President of the Republic of Kazakhstan

(There should be no comma after his name unless his title is on the same line as his name.)

Вопрос 28

“РАО ЕЭС”is usually called “United Energy System” in our newspapers.

“Электроэнергия”is more likely to be called “electricity” than “electric power” by non-scientists.

Вопрос 29
  • Commas
  • In English there are not as many fixed rules governing commas as in Russian. In Russian a comma has a grammatical function, whereas in English a comma may simply indicate a pause (for added emphasis, or to take a breath!). For example:
    • In 1999 banks lent 730m tenge to companies.
    • In 1999 [pause for emphasis], banks lent 730m tenge to companies.

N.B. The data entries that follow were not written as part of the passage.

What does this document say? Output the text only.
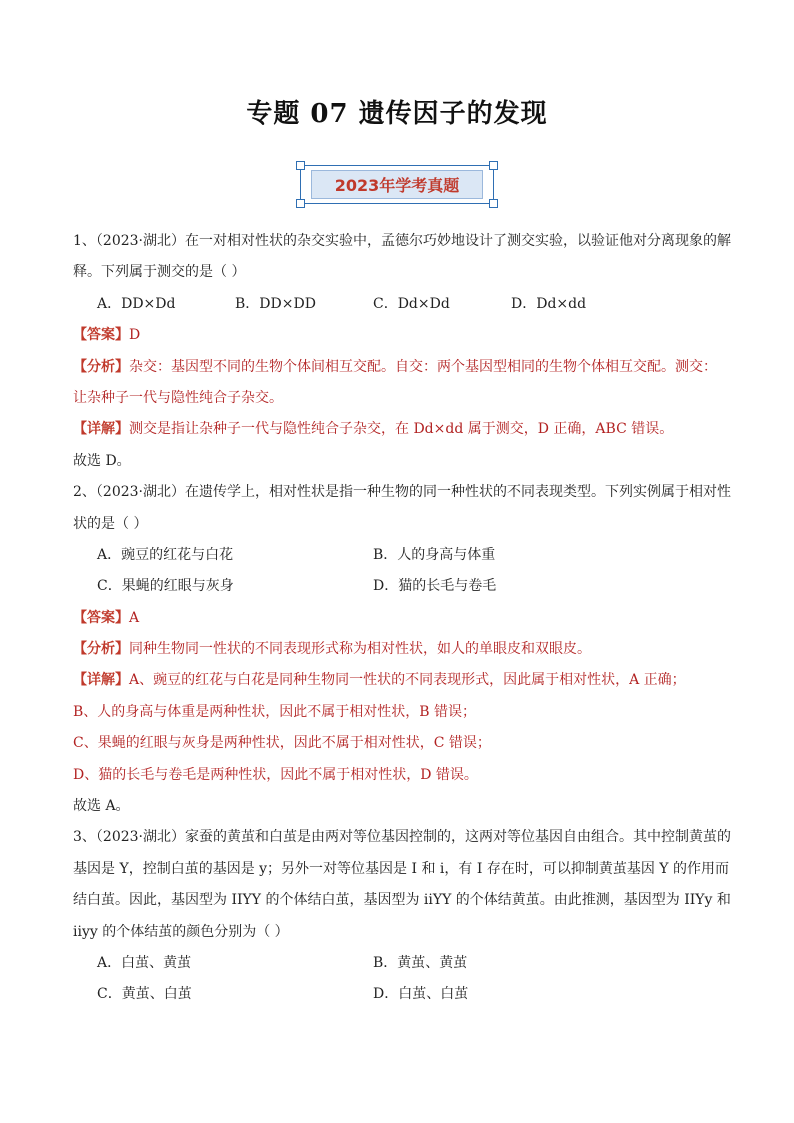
专题 07 遗传因子的发现
2023年学考真题
1、（2023·湖北）在一对相对性状的杂交实验中，孟德尔巧妙地设计了测交实验，以验证他对分离现象的解
释。下列属于测交的是（ ）
A．DD×Dd	B．DD×DD	C．Dd×Dd	D．Dd×dd
【答案】D
【分析】杂交：基因型不同的生物个体间相互交配。自交：两个基因型相同的生物个体相互交配。测交：
让杂种子一代与隐性纯合子杂交。
【详解】测交是指让杂种子一代与隐性纯合子杂交，在 Dd×dd 属于测交，D 正确，ABC 错误。
故选 D。
2、（2023·湖北）在遗传学上，相对性状是指一种生物的同一种性状的不同表现类型。下列实例属于相对性
状的是（ ）
A．豌豆的红花与白花	B．人的身高与体重
C．果蝇的红眼与灰身	D．猫的长毛与卷毛
【答案】A
【分析】同种生物同一性状的不同表现形式称为相对性状，如人的单眼皮和双眼皮。
【详解】A、豌豆的红花与白花是同种生物同一性状的不同表现形式，因此属于相对性状，A 正确；
B、人的身高与体重是两种性状，因此不属于相对性状，B 错误；
C、果蝇的红眼与灰身是两种性状，因此不属于相对性状，C 错误；
D、猫的长毛与卷毛是两种性状，因此不属于相对性状，D 错误。
故选 A。
3、（2023·湖北）家蚕的黄茧和白茧是由两对等位基因控制的，这两对等位基因自由组合。其中控制黄茧的
基因是 Y，控制白茧的基因是 y；另外一对等位基因是 I 和 i，有 I 存在时，可以抑制黄茧基因 Y 的作用而
结白茧。因此，基因型为 IIYY 的个体结白茧，基因型为 iiYY 的个体结黄茧。由此推测，基因型为 IIYy 和
iiyy 的个体结茧的颜色分别为（ ）
A．白茧、黄茧	B．黄茧、黄茧
C．黄茧、白茧	D．白茧、白茧
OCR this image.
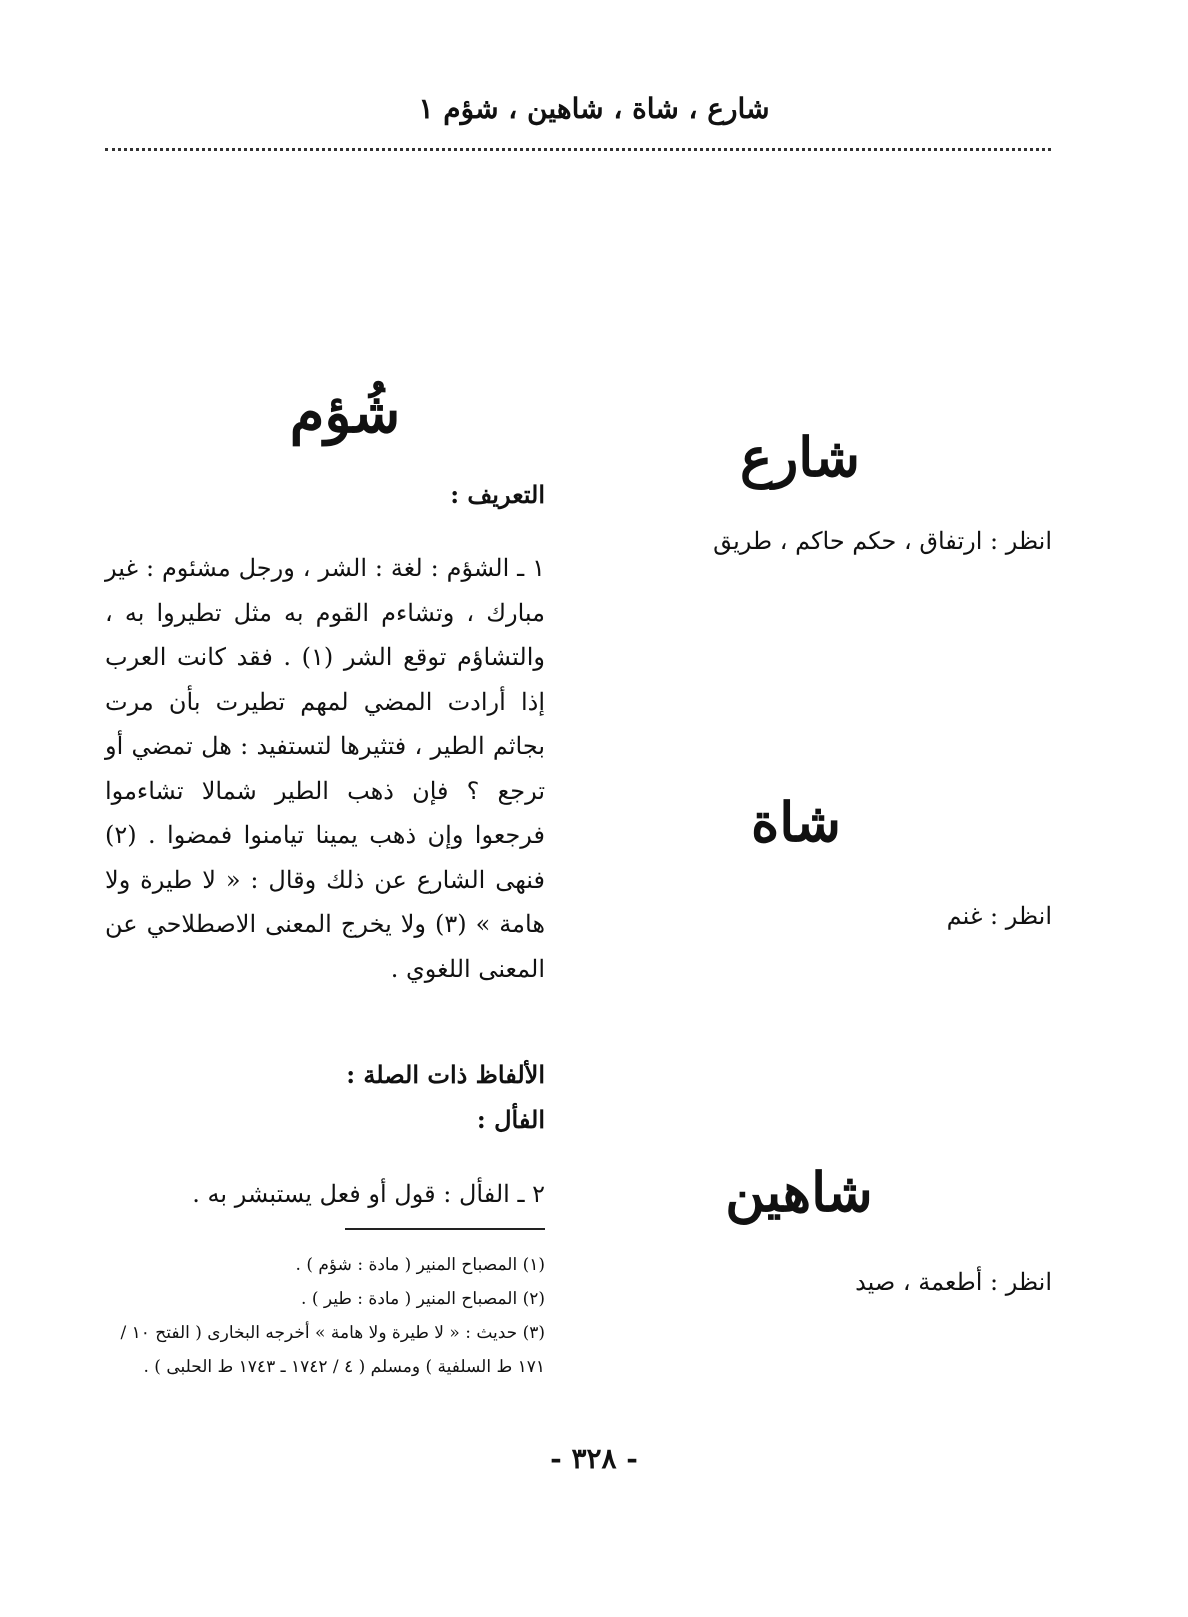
شارع ، شاة ، شاهين ، شؤم ١
شارع
انظر : ارتفاق ، حكم حاكم ، طريق
شاة
انظر : غنم
شاهين
انظر : أطعمة ، صيد
شُؤم
التعريف :
١ ـ الشؤم : لغة : الشر ، ورجل مشئوم : غير مبارك ، وتشاءم القوم به مثل تطيروا به ، والتشاؤم توقع الشر (١) . فقد كانت العرب إذا أرادت المضي لمهم تطيرت بأن مرت بجاثم الطير ، فتثيرها لتستفيد : هل تمضي أو ترجع ؟ فإن ذهب الطير شمالا تشاءموا فرجعوا وإن ذهب يمينا تيامنوا فمضوا . (٢) فنهى الشارع عن ذلك وقال : « لا طيرة ولا هامة » (٣) ولا يخرج المعنى الاصطلاحي عن المعنى اللغوي .
الألفاظ ذات الصلة :
الفأل :
٢ ـ الفأل : قول أو فعل يستبشر به .

(١) المصباح المنير ( مادة : شؤم ) .

(٢) المصباح المنير ( مادة : طير ) .

(٣) حديث : « لا طيرة ولا هامة » أخرجه البخارى ( الفتح ١٠ / ١٧١ ط السلفية ) ومسلم ( ٤ / ١٧٤٢ ـ ١٧٤٣ ط الحلبى ) .

- ٣٢٨ -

It is a matter of personal choice.

Вопрос 29 (продолжение)
  • Obviously, English does have punctuation rules: it is wrong to use commas in many places where Russian demands (e.g. “He said, that” and “Please, shut the door”).
Вопрос 30
  • Обращение
  • In our newspapers, the first time an official such as a government minister is mentioned, he or she is described in full (“Defence Minister Yesen Topoyev” OR “Yesen Topoyev, Minister of Defence”), but after that he/she is referred to by surname only: “Topoyev”, not “Mr Topoyev”. The courtesy of “Mr” or “Ms” is extended only to “ordinary” people.
Вопрос 31
  • Initials
  • You will not see people’s initials in newspapers, e.g. “N.A. Nazarbayev”, nut always “Nursultan Nazarbayev” (except in the case of a few people who prefer to be known by their initials always).